Economia

Minas recebe 15,9 mil turistas internacionais no trimestre e fica atrás dos principais destinos do País

Baixa oferta de voos diretos e metodologia de contabilização reduzem visibilidade do fluxo estrangeiro, segundo consultor do setor
Minas recebe 15,9 mil turistas internacionais no trimestre e fica atrás dos principais destinos do País
Foto: Divulgação/ BH Airport

Minas Gerais recebeu 15,9 mil turistas internacionais entre janeiro e março de 2026, número ainda distante dos principais portões de entrada do País, como Rio de Janeiro, que no período registrou 884,4 mil e São Paulo, que teve 866,7 mil chegadas, e Rio Grande do Sul, com 764,5 mil chegadas. No mesmo período, o Brasil contabilizou 3,7 milhões de chegadas de visitantes estrangeiros.

Apesar da diferença, o Estado registrou crescimento de 9,36% em relação ao primeiro trimestre do ano passado e avanço de 30% nas chegadas em março, que passaram de 5,1 mil em 2025 para 6,7 mil neste ano.

No entanto, os dados evidenciam a baixa participação mineira no fluxo internacional, mesmo com a expansão recente. Em março, Minas registrou somente 6,7 mil entradas, enquanto o total nacional no mês chegou a mais de 1 milhão de visitantes. O contraste se repete ao longo do trimestre, refletindo a concentração dos desembarques estrangeiros em estados com maior oferta de voos diretos.

Minas ainda não é hub internacional

Segundo o consultor de turismo e hotelaria da MVS Consultoria, Maarten van Sluys, a leitura dos números exige cautela, porque o fluxo efetivo para Minas não necessariamente aparece nas estatísticas oficiais. “É preciso analisar os números da forma como eles são compilados. Sim, o aeroporto de Confins é o único aeroporto de Minas Gerais que recebe voos internacionais. E, mesmo assim, são poucos. Se não me engano, hoje são sete ou oito frequências por semana”, afirma.

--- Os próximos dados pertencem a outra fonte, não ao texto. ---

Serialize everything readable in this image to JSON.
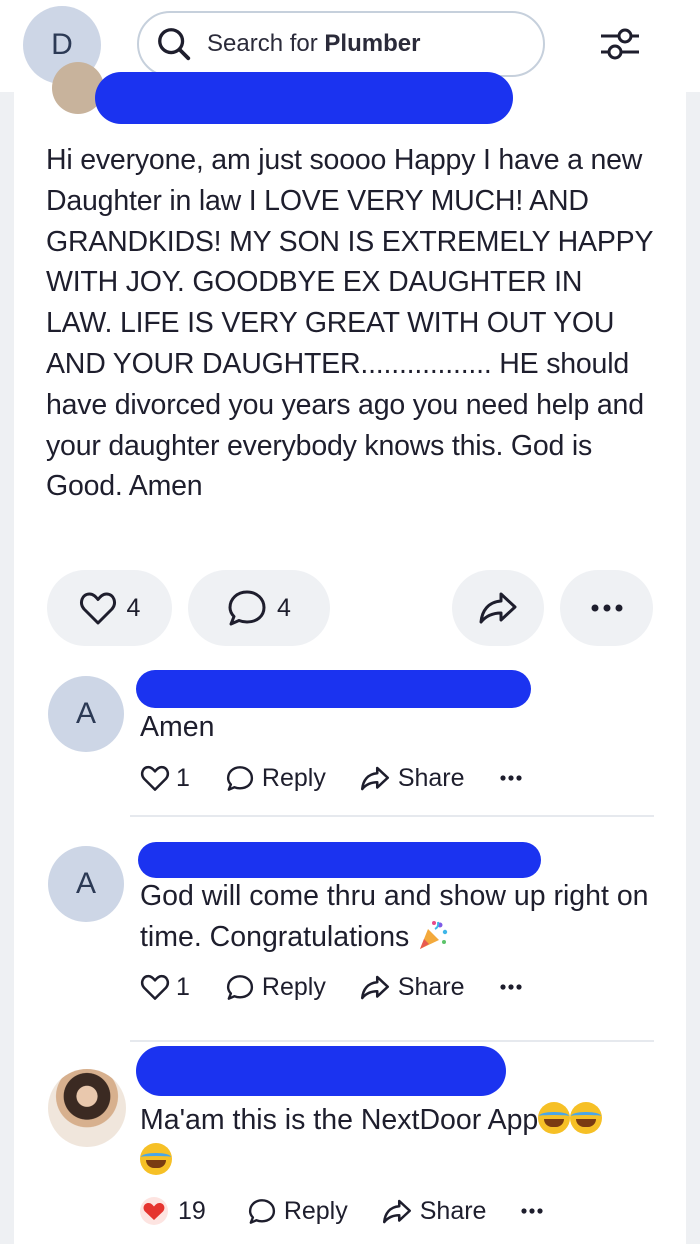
{
  "topbar": {
    "user_initial": "D",
    "search_prefix": "Search for ",
    "search_term": "Plumber"
  },
  "post": {
    "text": "Hi everyone, am just soooo Happy I have a new Daughter in law I LOVE VERY MUCH! AND GRANDKIDS! MY SON IS EXTREMELY HAPPY WITH JOY. GOODBYE EX DAUGHTER IN LAW. LIFE IS VERY GREAT WITH OUT YOU AND YOUR DAUGHTER................. HE should have divorced you years ago you need help and your daughter everybody knows this. God is Good. Amen",
    "likes": "4",
    "comments": "4"
  },
  "comments": [
    {
      "initial": "A",
      "text": "Amen",
      "likes": "1",
      "reply_label": "Reply",
      "share_label": "Share"
    },
    {
      "initial": "A",
      "text": "God will come thru and show up right on time. Congratulations",
      "emoji": "party-popper",
      "likes": "1",
      "reply_label": "Reply",
      "share_label": "Share"
    },
    {
      "initial": "",
      "text": "Ma'am this is the NextDoor App",
      "emoji": "tears-of-joy x3",
      "likes": "19",
      "reply_label": "Reply",
      "share_label": "Share"
    }
  ],
  "colors": {
    "redaction": "#1b33f0",
    "avatar_bg": "#cdd6e6",
    "pill_bg": "#eff1f4",
    "heart": "#e5342f"
  }
}
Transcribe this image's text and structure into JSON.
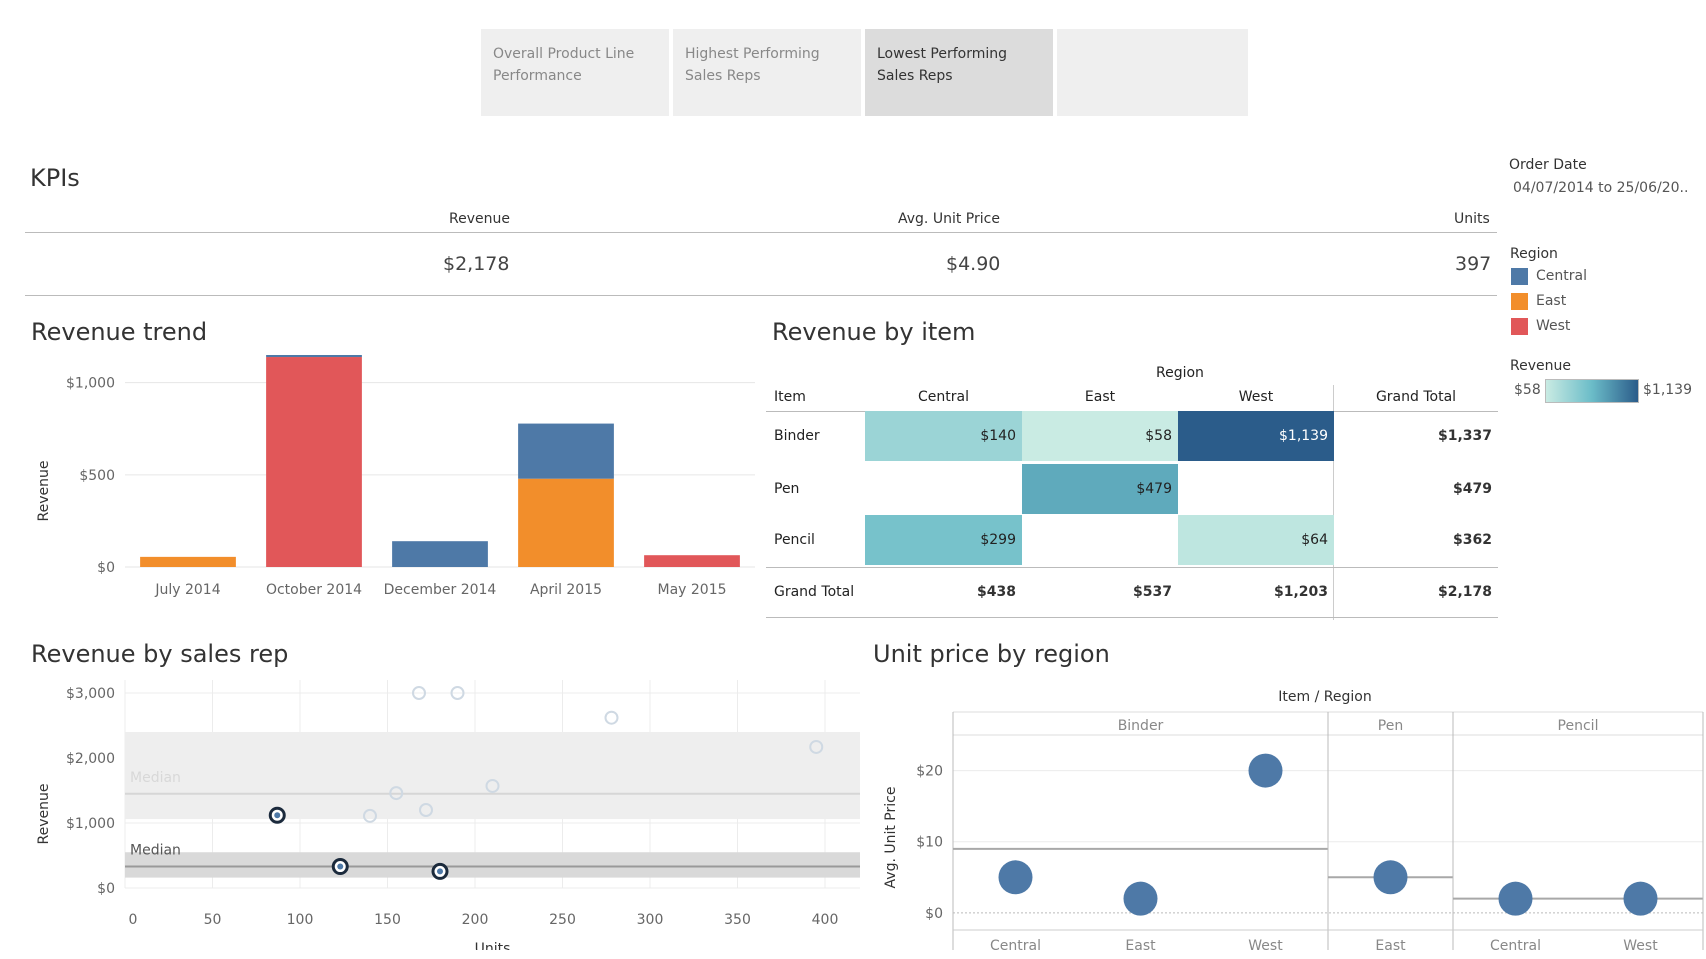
{
  "tabs": [
    {
      "label_1": "Overall Product Line",
      "label_2": "Performance"
    },
    {
      "label_1": "Highest Performing",
      "label_2": "Sales Reps"
    },
    {
      "label_1": "Lowest Performing",
      "label_2": "Sales Reps"
    },
    {
      "label_1": "",
      "label_2": ""
    }
  ],
  "kpis": {
    "title": "KPIs",
    "revenue_label": "Revenue",
    "revenue_value": "$2,178",
    "price_label": "Avg. Unit Price",
    "price_value": "$4.90",
    "units_label": "Units",
    "units_value": "397"
  },
  "filters": {
    "order_date_label": "Order Date",
    "order_date_value": "04/07/2014 to 25/06/20..",
    "region_label": "Region",
    "regions": [
      "Central",
      "East",
      "West"
    ],
    "revenue_label": "Revenue",
    "revenue_min": "$58",
    "revenue_max": "$1,139"
  },
  "colors": {
    "central": "#4e79a7",
    "east": "#f28e2b",
    "west": "#e15759"
  },
  "revenue_trend": {
    "title": "Revenue trend",
    "chart_data": {
      "type": "bar",
      "stacked": true,
      "ylabel": "Revenue",
      "ylim": [
        0,
        1150
      ],
      "yticks": [
        "$0",
        "$500",
        "$1,000"
      ],
      "yticks_values": [
        0,
        500,
        1000
      ],
      "categories": [
        "July 2014",
        "October 2014",
        "December 2014",
        "April 2015",
        "May 2015"
      ],
      "series": [
        {
          "name": "East",
          "values": [
            55,
            0,
            0,
            479,
            0
          ]
        },
        {
          "name": "West",
          "values": [
            0,
            1139,
            0,
            0,
            64
          ]
        },
        {
          "name": "Central",
          "values": [
            0,
            20,
            140,
            299,
            0
          ]
        }
      ]
    }
  },
  "revenue_by_item": {
    "title": "Revenue by item",
    "region_header": "Region",
    "item_header": "Item",
    "columns": [
      "Central",
      "East",
      "West",
      "Grand Total"
    ],
    "rows": [
      {
        "item": "Binder",
        "values": [
          "$140",
          "$58",
          "$1,139"
        ],
        "total": "$1,337",
        "shade": [
          140,
          58,
          1139
        ]
      },
      {
        "item": "Pen",
        "values": [
          "",
          "$479",
          ""
        ],
        "total": "$479",
        "shade": [
          null,
          479,
          null
        ]
      },
      {
        "item": "Pencil",
        "values": [
          "$299",
          "",
          "$64"
        ],
        "total": "$362",
        "shade": [
          299,
          null,
          64
        ]
      }
    ],
    "grand_total_label": "Grand Total",
    "grand_totals": [
      "$438",
      "$537",
      "$1,203",
      "$2,178"
    ]
  },
  "revenue_by_rep": {
    "title": "Revenue by sales rep",
    "chart_data": {
      "type": "scatter",
      "xlabel": "Units",
      "ylabel": "Revenue",
      "xlim": [
        0,
        420
      ],
      "ylim": [
        0,
        3200
      ],
      "xticks": [
        0,
        50,
        100,
        150,
        200,
        250,
        300,
        350,
        400
      ],
      "yticks": [
        "$0",
        "$1,000",
        "$2,000",
        "$3,000"
      ],
      "yticks_values": [
        0,
        1000,
        2000,
        3000
      ],
      "median_label": "Median",
      "highlighted": [
        {
          "x": 87,
          "y": 1120
        },
        {
          "x": 123,
          "y": 330
        },
        {
          "x": 180,
          "y": 255
        }
      ],
      "faded": [
        {
          "x": 168,
          "y": 3000
        },
        {
          "x": 190,
          "y": 3000
        },
        {
          "x": 278,
          "y": 2620
        },
        {
          "x": 395,
          "y": 2170
        },
        {
          "x": 210,
          "y": 1570
        },
        {
          "x": 155,
          "y": 1460
        },
        {
          "x": 172,
          "y": 1200
        },
        {
          "x": 140,
          "y": 1110
        }
      ],
      "band_light": [
        1060,
        2400
      ],
      "median_light": 1450,
      "band_dark": [
        160,
        550
      ],
      "median_dark": 330
    }
  },
  "unit_price": {
    "title": "Unit price by region",
    "header": "Item  /  Region",
    "ylabel": "Avg. Unit Price",
    "chart_data": {
      "type": "scatter",
      "ylim": [
        -1,
        25
      ],
      "yticks": [
        "$0",
        "$10",
        "$20"
      ],
      "yticks_values": [
        0,
        10,
        20
      ],
      "panes": [
        {
          "item": "Binder",
          "regions": [
            "Central",
            "East",
            "West"
          ],
          "values": [
            5,
            2,
            20
          ],
          "avg": 9
        },
        {
          "item": "Pen",
          "regions": [
            "East"
          ],
          "values": [
            5
          ],
          "avg": 5
        },
        {
          "item": "Pencil",
          "regions": [
            "Central",
            "West"
          ],
          "values": [
            2,
            2
          ],
          "avg": 2
        }
      ]
    }
  }
}
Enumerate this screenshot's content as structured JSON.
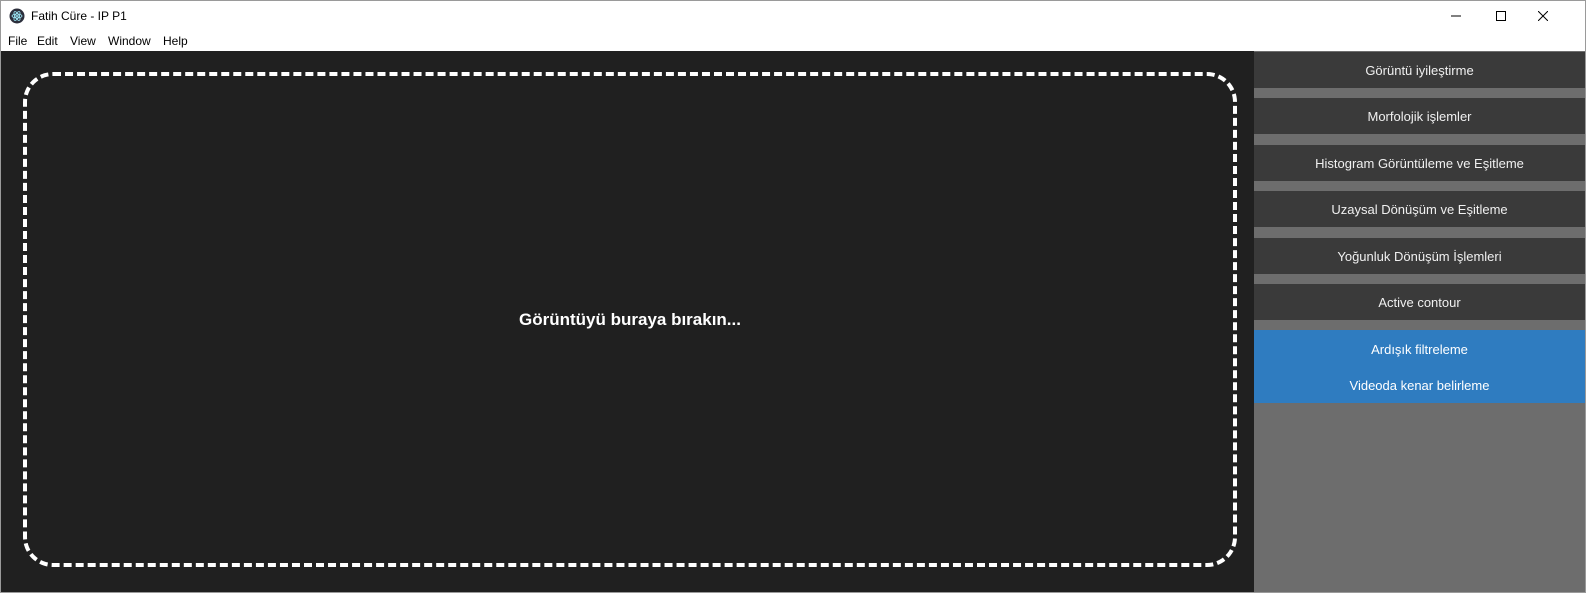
{
  "window": {
    "title": "Fatih Cüre - IP P1",
    "icon": "electron-app-icon"
  },
  "menu": [
    "File",
    "Edit",
    "View",
    "Window",
    "Help"
  ],
  "main": {
    "drop_text": "Görüntüyü buraya bırakın..."
  },
  "sidebar": {
    "items": [
      "Görüntü iyileştirme",
      "Morfolojik işlemler",
      "Histogram Görüntüleme ve Eşitleme",
      "Uzaysal Dönüşüm ve Eşitleme",
      "Yoğunluk Dönüşüm İşlemleri",
      "Active contour"
    ],
    "active_subitems": [
      "Ardışık filtreleme",
      "Videoda kenar belirleme"
    ]
  },
  "colors": {
    "content_bg": "#202020",
    "sidebar_bg": "#6d6d6d",
    "button_bg": "#3a3a3a",
    "accent": "#2f7cc0"
  }
}
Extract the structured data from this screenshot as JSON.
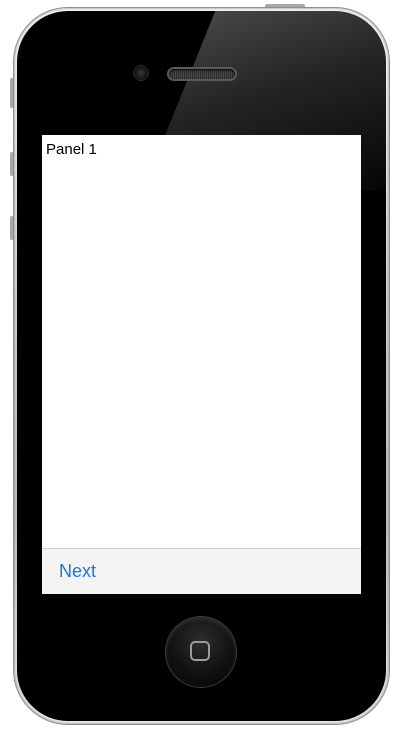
{
  "screen": {
    "panel_title": "Panel 1",
    "next_label": "Next"
  },
  "colors": {
    "accent": "#1a73e8",
    "toolbar_bg": "#f4f4f4",
    "device_face": "#000000"
  },
  "icons": {
    "camera": "front-camera-icon",
    "speaker": "earpiece-speaker-icon",
    "home": "home-button-square-icon"
  }
}
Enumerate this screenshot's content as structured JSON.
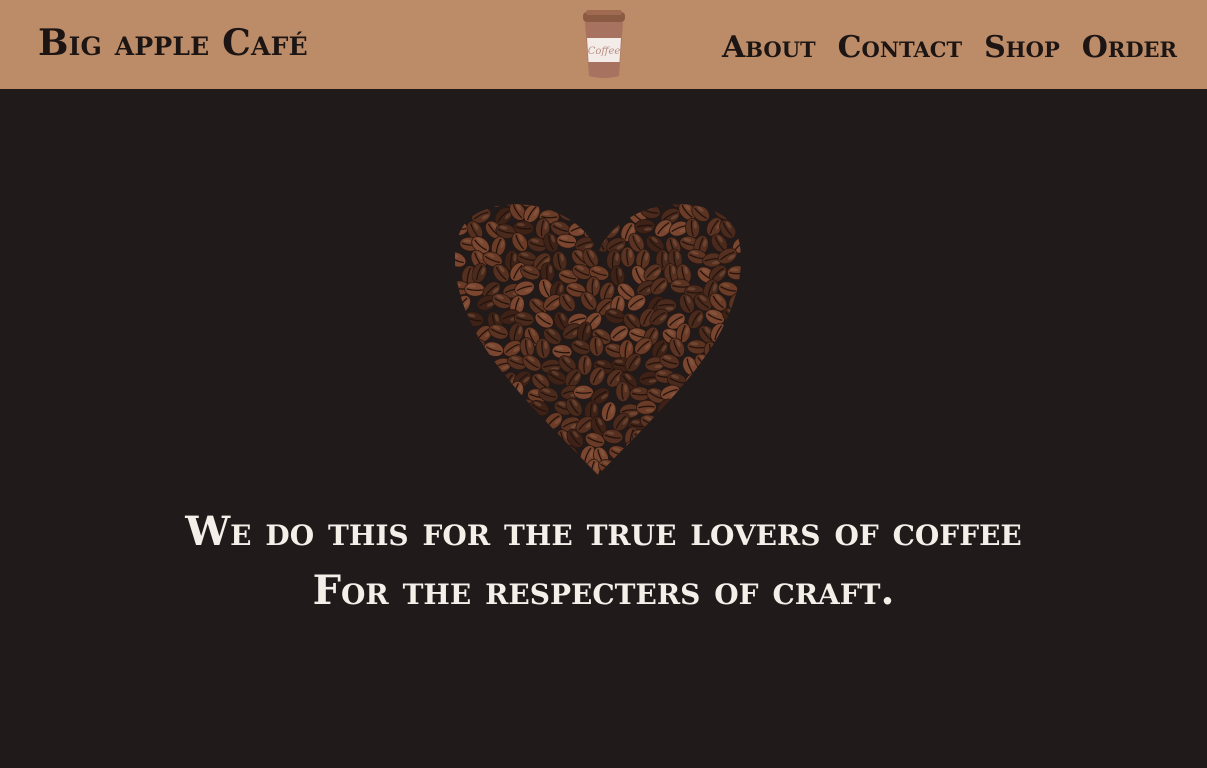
{
  "header": {
    "brand": "Big apple Café",
    "logo_icon": "coffee-cup-icon",
    "logo_text": "Coffee",
    "nav": [
      {
        "label": "About"
      },
      {
        "label": "Contact"
      },
      {
        "label": "Shop"
      },
      {
        "label": "Order"
      }
    ],
    "background_color": "#bc8c69"
  },
  "hero": {
    "image_icon": "coffee-bean-heart-icon",
    "tagline_line1": "We do this for the true lovers of coffee",
    "tagline_line2": "For the respecters of craft.",
    "background_color": "#211a1b",
    "text_color": "#f4efe9"
  }
}
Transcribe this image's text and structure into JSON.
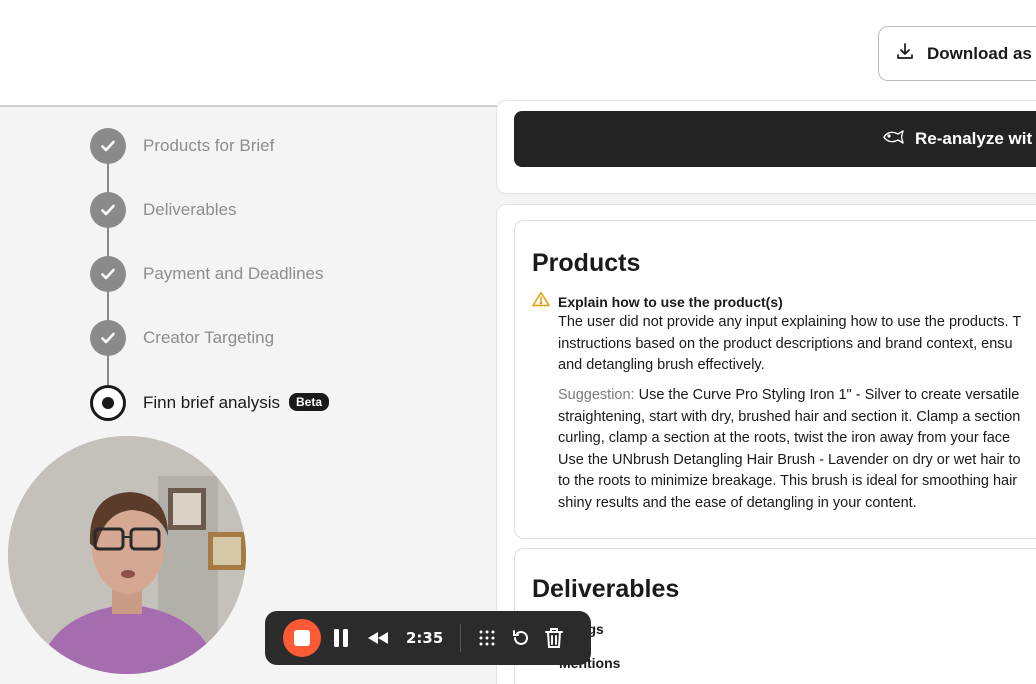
{
  "header": {
    "download_label": "Download as",
    "download_icon": "download-icon"
  },
  "steps": [
    {
      "label": "Products for Brief",
      "status": "complete"
    },
    {
      "label": "Deliverables",
      "status": "complete"
    },
    {
      "label": "Payment and Deadlines",
      "status": "complete"
    },
    {
      "label": "Creator Targeting",
      "status": "complete"
    },
    {
      "label": "Finn brief analysis",
      "status": "current",
      "badge": "Beta"
    }
  ],
  "reanalyze": {
    "label": "Re-analyze wit",
    "icon": "fish-icon"
  },
  "products": {
    "title": "Products",
    "warning_title": "Explain how to use the product(s)",
    "warning_lines": [
      "The user did not provide any input explaining how to use the products. T",
      "instructions based on the product descriptions and brand context, ensu",
      "and detangling brush effectively."
    ],
    "suggestion_label": "Suggestion:",
    "suggestion_first": " Use the Curve Pro Styling Iron 1\" - Silver to create versatile",
    "suggestion_lines": [
      "straightening, start with dry, brushed hair and section it. Clamp a section",
      "curling, clamp a section at the roots, twist the iron away from your face",
      "Use the UNbrush Detangling Hair Brush - Lavender on dry or wet hair to",
      "to the roots to minimize breakage. This brush is ideal for smoothing hair",
      "shiny results and the ease of detangling in your content."
    ]
  },
  "deliverables": {
    "title": "Deliverables",
    "items": [
      "tags",
      "Mentions"
    ]
  },
  "recorder": {
    "time": "2:35",
    "stop_color": "#ff5a36"
  },
  "colors": {
    "accent_dark": "#232323",
    "step_complete": "#8a8a8a",
    "warning": "#e0a100"
  }
}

Ele explica que a maior parte dos estrangeiros chega ao País por hubs com maior conectividade e só depois segue para Minas. “Se comparar com o que você tem em Guarulhos, em São Paulo, ou no Galeão, no Rio, são situações diferentes. Nós temos um cenário hoje em que quem recebe mais voos internacionais hoje no Brasil é Rio e São Paulo, a grosso modo. Mesmo quem vem para Minas entra por São Paulo ou pelo Rio”, diz.

De acordo com o consultor, esse movimento reduz a visibilidade estatística do Estado. “Então, provavelmente, esse turista internacional que está em Minas é contabilizado no Rio ou em São Paulo. Quando ele chega no Rio ou em São Paulo, ele toma um voo doméstico. Então, esse número precisa ser relativizado”, afirma.

Ele defende mudanças na forma de contabilização para refletir melhor o fluxo real. “Por isso que acredito que é necessário haver uma forma de conseguir apurar esse número pela nacionalidade no nosso aeroporto doméstico, para se buscar o destino de origem”, diz.

Na hotelaria, segundo van Sluys, o retrato é diferente porque a nacionalidade do hóspede é registrada. “A hotelaria é diferente, porque quando se faz o registro do hóspede na ficha de registro, se coloca a nacionalidade. Não se pergunta de onde ele está vindo, apenas se pergunta o meio de transporte. Mas a nacionalidade entra. Então, se a pessoa é da Polônia, da França, da Espanha, ela vai ser contabilizada como turista internacional na hotelaria”, afirma.

O turismo mineiro é majoritariamente nacional

Outro fator apontado é o posicionamento do Estado no mercado internacional. “Minas Gerais ainda não é lembrado majoritariamente como um destino com atrativos internacionais. Minas tem hoje, basicamente, cidades históricas e o turismo de negócios. Mas, se você pegar o lazer, por exemplo, Minas Gerais vive do turismo nacional, turismo doméstico e até do turismo mineiro”, diz.

Entre as nacionalidades que mais visitaram Minas no primeiro trimestre estão Portugal (6.790), Estados Unidos (1.772), Alemanha (1.446), Reino Unido (1.099) e Itália (1.085). No Brasil, o perfil é diferente, com predominância de países sul-americanos, liderados por Argentina (1.648.213), Chile (324.193), Estados Unidos (231.767), Uruguai (230.498) e Paraguai (222.474).

O Diário do Comércio procurou a Secretaria de Estado de Cultura e Turismo sobre o assunto e aguarda resposta.